Selective CO hydrogenation of cinnamaldehyde over Ir-based catalysts and its comparison with C–O hydrogenolysis of polyols†

Ir-based bimetallic catalysts supported on rutile TiO₂ with low surface area were applied to the selective hydrogenation of cinnamaldehyde to cinnamyl alcohol. Ir–FeO_x/rutile (Ir: 3 wt%, Fe/Ir = 0.1 (molar basis)) was particularly effective. The Ir–FeO_x/rutile catalyst could be applied to the selective hydrogenation of various unsaturated aldehydes (crotonaldehyde, furfural, 2-hexenal and citral) to unsaturated alcohols (≥95% selectivity, ≥81% yield). Since Ir-FeO_x/rutile catalysts have also been reported to be effective in C–O hydrogenolysis of 1,2-diols to 2-monoalcohols, the structure-performance relationship was closely compared between hydrogenation and C–O hydrogenolysis. The optimum catalyst for hydrogenation had a lower Ir loading and a lower Fe/Ir ratio than that for C–O hydrogenolysis. In addition, high-temperature reduction of the catalyst decreased the activity in cinnamaldehyde hydrogenation, while the effect of reduction temperature was reported to be small in C–O hydrogenolysis.

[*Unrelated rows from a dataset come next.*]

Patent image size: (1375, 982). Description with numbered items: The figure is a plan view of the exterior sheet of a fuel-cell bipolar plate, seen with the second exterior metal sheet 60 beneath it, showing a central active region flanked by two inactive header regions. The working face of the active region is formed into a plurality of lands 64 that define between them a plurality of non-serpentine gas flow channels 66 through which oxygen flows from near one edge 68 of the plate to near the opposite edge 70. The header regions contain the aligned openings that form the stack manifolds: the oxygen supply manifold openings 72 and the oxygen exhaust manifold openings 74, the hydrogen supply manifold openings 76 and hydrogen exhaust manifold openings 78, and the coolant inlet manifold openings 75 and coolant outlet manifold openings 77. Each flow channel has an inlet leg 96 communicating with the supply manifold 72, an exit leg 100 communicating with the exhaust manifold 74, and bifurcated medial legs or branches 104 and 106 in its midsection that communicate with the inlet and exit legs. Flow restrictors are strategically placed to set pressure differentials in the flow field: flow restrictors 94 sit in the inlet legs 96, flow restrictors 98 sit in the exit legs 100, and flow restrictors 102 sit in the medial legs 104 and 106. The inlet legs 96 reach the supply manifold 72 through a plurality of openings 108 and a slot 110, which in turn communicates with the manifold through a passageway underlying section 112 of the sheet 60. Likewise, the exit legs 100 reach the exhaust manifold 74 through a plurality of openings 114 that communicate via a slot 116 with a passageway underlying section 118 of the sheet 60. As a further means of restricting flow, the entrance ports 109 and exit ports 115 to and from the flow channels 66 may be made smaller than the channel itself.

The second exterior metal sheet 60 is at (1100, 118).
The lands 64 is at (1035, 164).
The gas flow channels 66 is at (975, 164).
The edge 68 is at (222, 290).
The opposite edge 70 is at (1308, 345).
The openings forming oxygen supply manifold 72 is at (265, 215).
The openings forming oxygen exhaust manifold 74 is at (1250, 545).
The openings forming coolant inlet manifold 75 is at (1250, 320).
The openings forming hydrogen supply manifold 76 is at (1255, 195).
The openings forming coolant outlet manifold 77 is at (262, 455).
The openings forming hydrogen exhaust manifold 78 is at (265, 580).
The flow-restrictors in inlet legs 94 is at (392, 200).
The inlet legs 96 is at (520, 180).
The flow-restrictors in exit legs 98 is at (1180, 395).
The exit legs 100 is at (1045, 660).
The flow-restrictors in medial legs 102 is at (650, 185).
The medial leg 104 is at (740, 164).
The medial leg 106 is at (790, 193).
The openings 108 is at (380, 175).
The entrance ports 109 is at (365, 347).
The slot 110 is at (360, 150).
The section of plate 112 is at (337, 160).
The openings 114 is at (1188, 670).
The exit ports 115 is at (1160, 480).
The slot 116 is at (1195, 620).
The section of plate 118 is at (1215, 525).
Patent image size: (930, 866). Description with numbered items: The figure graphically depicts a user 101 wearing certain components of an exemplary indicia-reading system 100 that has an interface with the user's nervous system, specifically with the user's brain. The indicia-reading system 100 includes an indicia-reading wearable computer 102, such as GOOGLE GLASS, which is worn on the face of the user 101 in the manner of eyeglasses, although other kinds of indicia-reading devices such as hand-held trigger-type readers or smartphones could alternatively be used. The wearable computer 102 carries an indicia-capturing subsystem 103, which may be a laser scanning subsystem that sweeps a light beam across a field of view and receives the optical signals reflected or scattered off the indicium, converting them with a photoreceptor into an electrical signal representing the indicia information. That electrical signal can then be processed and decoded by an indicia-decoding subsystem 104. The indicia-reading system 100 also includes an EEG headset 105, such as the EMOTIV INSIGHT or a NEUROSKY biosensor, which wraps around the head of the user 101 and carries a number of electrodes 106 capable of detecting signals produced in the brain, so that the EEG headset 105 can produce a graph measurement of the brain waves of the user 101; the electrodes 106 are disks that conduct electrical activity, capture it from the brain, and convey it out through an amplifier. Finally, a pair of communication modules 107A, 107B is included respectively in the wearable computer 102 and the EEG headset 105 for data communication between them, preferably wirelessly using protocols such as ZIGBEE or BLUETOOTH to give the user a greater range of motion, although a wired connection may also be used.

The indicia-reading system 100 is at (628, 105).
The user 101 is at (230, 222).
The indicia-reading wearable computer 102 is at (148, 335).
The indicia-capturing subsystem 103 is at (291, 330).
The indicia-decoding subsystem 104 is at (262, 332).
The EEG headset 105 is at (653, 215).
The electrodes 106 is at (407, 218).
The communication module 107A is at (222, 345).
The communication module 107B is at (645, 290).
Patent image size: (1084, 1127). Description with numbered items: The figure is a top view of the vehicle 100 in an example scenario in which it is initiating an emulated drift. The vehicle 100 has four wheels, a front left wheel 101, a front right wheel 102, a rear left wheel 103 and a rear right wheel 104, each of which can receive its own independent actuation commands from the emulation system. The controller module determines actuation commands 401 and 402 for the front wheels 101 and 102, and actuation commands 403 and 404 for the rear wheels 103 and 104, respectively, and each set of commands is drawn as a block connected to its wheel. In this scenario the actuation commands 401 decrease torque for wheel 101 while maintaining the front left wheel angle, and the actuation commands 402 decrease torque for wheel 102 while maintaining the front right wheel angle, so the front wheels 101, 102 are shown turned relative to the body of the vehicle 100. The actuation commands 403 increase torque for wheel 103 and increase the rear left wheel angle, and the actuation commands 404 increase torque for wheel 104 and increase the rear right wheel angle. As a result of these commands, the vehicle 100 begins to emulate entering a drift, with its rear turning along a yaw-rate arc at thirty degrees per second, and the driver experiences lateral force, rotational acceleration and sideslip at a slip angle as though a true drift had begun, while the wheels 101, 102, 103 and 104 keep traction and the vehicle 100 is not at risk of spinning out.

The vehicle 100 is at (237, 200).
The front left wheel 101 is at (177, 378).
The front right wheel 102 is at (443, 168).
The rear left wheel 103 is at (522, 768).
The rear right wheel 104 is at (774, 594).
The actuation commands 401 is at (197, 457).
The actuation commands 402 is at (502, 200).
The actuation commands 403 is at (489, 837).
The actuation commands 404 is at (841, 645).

Characterization using transmission electron microscopy (TEM), CO adsorption, XPS and FT-IR suggested a similar structure for the optimized catalysts in the two reactions: Ir–Fe alloy and Fe^m+ species modifying the alloy surface. However, a higher Fe^m+/Fe⁰ ratio was observed for the optimized catalyst in cinnamaldehyde hydrogenation. From the kinetic studies (first-order with respect to H₂ pressure and zero-order with respect to cinnamaldehyde concentration, similar to C–O hydrogenolysis), the nucleophilic attack of the hydride species on the adsorbed cinnamaldehyde was considered the rate-determining step. The Ir–Fe alloy imparted the hydride nature to the adsorbed hydrogen species, and the Fe^m+ modifier served as the adsorption site. In cinnamaldehyde hydrogenation, supplying adsorption sites for cinnamaldehyde was more effective.